If you say you’ve never noticed homeless people living among us, you’re in good company.

The chronic homeless tend to be very adept at blending in. They work hard at not drawing attention to themselves.

A trained eye is conditioned to see the signs: individuals wearing several layers of clothing, even during warm weather; a stuffed backpack or duffle bag, or both; loitering at 24-hour fast-food restaurants, hanging out where people congregate and maybe snag a free coffee or doughnut.

The condition of being homeless is far more prevalent than the example of the tent city featured in Sunday’s Butler Eagle. It’s much more common to find a young person “couch surfing” — crashing on the sofas of friends and relatives without a bed or address to call their own than it is to hear of people sleeping under bridges or park benches. What they have in common is lack of resources or means to obtain them.

Sunday’s report quotes a local business owner who has frequent contact with clientele he knows are homeless.
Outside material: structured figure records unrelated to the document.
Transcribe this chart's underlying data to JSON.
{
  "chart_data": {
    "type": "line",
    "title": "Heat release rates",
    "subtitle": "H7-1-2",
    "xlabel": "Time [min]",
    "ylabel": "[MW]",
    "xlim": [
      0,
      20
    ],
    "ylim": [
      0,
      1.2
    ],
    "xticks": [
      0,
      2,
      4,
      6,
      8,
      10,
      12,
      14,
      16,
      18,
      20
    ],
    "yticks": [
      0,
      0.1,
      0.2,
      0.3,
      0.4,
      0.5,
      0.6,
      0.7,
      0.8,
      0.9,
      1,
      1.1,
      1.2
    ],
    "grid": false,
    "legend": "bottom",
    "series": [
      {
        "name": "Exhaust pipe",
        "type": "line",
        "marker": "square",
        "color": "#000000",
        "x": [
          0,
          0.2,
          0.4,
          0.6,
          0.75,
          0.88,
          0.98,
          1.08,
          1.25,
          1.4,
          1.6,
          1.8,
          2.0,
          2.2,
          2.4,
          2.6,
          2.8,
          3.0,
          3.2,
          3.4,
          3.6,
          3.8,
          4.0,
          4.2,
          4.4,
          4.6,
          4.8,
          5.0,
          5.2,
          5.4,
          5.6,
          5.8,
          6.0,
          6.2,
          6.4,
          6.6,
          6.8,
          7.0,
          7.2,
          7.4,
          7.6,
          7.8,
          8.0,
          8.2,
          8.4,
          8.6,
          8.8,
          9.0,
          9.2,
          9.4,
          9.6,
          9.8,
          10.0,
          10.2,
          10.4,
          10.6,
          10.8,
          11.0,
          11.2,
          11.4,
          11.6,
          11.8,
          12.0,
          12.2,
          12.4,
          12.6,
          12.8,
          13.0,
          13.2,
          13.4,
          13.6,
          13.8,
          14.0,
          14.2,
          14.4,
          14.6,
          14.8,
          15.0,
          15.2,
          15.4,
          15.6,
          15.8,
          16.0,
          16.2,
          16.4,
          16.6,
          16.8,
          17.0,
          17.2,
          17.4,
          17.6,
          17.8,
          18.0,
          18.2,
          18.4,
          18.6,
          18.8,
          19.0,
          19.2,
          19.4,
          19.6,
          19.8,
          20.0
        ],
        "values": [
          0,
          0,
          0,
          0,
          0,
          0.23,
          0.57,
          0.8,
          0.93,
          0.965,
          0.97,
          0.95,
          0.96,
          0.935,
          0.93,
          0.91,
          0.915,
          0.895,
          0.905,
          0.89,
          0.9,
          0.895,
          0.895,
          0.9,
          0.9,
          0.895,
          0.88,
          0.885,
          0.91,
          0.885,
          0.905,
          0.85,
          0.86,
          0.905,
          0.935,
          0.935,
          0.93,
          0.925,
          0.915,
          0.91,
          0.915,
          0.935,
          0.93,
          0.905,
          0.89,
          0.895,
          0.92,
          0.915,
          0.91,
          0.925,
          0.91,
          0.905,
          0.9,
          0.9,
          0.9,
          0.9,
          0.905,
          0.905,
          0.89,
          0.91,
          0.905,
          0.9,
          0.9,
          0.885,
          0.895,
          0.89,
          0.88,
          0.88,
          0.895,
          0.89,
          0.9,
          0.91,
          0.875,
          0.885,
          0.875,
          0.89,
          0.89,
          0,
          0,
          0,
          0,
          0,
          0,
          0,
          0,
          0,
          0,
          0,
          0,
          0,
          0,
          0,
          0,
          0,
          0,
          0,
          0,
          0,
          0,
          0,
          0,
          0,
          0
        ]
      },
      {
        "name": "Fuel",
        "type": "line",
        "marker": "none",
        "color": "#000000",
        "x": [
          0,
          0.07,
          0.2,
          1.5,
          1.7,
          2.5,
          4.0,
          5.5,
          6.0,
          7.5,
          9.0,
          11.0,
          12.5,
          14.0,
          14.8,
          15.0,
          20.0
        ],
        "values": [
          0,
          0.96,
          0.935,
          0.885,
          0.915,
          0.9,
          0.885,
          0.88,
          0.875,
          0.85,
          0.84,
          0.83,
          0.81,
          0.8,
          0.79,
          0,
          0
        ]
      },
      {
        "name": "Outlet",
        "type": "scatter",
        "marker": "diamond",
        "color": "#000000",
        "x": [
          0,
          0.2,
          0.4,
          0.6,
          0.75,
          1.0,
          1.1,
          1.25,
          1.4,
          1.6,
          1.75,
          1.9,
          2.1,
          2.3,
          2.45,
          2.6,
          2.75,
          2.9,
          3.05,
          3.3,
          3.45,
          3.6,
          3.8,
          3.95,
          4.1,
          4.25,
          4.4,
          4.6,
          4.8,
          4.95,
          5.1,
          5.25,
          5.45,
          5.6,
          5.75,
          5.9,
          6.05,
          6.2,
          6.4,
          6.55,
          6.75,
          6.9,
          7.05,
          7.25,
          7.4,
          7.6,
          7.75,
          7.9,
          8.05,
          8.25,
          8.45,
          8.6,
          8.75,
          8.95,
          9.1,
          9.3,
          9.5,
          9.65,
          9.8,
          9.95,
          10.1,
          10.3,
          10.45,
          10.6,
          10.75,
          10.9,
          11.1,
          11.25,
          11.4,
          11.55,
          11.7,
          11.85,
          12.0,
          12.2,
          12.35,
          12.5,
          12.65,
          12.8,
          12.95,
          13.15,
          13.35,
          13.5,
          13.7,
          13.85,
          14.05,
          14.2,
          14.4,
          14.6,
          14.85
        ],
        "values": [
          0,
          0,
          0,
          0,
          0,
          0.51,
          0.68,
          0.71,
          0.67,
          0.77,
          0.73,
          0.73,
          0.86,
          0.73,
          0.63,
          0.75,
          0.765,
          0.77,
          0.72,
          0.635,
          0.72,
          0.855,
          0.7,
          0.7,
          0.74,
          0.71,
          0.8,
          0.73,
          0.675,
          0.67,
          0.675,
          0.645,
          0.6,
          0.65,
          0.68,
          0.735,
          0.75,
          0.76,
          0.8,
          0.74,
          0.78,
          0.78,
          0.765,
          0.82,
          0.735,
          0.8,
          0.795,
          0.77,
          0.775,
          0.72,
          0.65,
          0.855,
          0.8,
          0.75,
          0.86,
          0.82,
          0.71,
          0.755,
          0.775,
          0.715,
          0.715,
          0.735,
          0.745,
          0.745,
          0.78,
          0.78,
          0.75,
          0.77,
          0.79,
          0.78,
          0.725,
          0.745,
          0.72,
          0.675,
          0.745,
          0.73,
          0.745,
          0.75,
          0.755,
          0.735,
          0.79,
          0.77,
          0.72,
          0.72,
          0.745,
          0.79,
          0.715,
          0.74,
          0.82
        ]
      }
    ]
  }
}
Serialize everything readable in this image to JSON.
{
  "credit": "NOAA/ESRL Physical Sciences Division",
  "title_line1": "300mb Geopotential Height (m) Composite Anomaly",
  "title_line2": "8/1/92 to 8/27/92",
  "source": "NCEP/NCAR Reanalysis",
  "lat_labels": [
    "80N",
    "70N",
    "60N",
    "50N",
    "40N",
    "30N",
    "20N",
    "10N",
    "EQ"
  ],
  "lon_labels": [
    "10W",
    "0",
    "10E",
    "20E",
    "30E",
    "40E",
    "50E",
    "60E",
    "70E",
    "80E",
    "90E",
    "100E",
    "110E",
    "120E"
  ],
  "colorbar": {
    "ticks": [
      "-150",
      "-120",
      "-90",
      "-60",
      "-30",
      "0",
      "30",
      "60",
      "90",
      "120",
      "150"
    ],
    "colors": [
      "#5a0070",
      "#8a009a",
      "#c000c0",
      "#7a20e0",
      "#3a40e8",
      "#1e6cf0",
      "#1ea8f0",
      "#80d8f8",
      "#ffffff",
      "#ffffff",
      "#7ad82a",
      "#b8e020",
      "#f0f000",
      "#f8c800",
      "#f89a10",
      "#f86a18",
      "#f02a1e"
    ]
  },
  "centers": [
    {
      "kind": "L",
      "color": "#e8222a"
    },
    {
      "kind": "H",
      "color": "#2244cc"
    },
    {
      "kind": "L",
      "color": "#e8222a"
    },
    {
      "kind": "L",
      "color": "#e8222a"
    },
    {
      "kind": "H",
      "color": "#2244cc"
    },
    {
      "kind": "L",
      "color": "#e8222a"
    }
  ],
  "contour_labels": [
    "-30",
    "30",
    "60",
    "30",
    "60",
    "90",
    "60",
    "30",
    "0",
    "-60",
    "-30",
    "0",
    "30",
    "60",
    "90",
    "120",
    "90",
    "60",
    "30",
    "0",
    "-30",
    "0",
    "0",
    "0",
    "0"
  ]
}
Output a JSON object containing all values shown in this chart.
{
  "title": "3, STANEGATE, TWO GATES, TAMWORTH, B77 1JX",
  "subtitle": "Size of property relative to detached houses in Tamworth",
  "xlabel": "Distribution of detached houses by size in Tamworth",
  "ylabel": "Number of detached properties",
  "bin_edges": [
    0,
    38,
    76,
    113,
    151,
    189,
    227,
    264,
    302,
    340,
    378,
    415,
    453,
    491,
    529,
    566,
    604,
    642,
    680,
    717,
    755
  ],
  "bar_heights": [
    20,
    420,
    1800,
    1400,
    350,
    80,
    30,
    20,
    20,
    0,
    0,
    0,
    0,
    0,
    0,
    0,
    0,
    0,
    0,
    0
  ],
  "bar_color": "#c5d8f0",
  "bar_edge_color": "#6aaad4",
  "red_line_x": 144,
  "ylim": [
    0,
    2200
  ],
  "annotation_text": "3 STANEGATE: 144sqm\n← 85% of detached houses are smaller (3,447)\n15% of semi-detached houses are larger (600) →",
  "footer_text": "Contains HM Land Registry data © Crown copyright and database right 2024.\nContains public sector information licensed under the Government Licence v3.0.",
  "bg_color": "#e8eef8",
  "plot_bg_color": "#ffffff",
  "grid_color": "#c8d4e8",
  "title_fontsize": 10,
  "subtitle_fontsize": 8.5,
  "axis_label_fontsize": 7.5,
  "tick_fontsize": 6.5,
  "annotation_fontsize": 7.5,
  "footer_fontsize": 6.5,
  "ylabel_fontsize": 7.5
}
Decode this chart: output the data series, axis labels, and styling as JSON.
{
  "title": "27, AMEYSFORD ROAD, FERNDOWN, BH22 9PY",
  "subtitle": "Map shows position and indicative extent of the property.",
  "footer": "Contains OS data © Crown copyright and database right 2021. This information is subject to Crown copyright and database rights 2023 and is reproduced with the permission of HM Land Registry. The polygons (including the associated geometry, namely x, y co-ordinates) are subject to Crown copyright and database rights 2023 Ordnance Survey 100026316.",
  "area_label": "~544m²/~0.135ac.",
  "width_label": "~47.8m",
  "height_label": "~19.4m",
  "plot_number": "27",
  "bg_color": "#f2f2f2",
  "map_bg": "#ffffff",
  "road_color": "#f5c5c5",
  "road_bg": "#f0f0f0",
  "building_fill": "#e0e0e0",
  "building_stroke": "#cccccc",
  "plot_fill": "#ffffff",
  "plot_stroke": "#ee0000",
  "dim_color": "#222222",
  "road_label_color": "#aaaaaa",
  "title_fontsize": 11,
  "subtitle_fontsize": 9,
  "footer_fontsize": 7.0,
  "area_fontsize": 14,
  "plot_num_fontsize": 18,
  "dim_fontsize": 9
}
He very strongly emphasizes that the homeless are not very different from the general population — you’ll find good individuals and jerks in both.

If there is a common trait among the homeless, it’s a deep wariness against any threat to their independence. They tend to distrust others, even when the others have purely good intentions. The homeless instinctively resist formal assistance because of the implied bureaucratic strings attanched — they prefer not to be beholden or indebted to anyone. They prefer it so much, in fact, that they risk living under their own scary brand of frontier justice. Police don’t patrol tent city neighborhoods.

Taken from a clearer perspective, the challenge is not so much how to tailor special treatment for the homeless as much as it is how to find ways to treat them fairly, as a society would treat any other population segment.

One imaginative approach is being tried in cities elsewhere that might be considered here. The concept is simple: the municipality seizes condemned housing and turns it over to a nonprofit charitable housing rehab organization. The organization trains qualified homeless individuals to repair the homes, in exchange for housing, rehab and medical treatment and eventually a paycheck. As they develop their skills, they have the option of contracting, joining a labor union, or staying on with the organization and training still more homeless people how to fix houses.

Repeat this formula until the community runs out of homeless, or condemned housing, or both.

Putting homeless people to work while fixing up substandard housing for them and others to live in. That has all the makings of a win-win.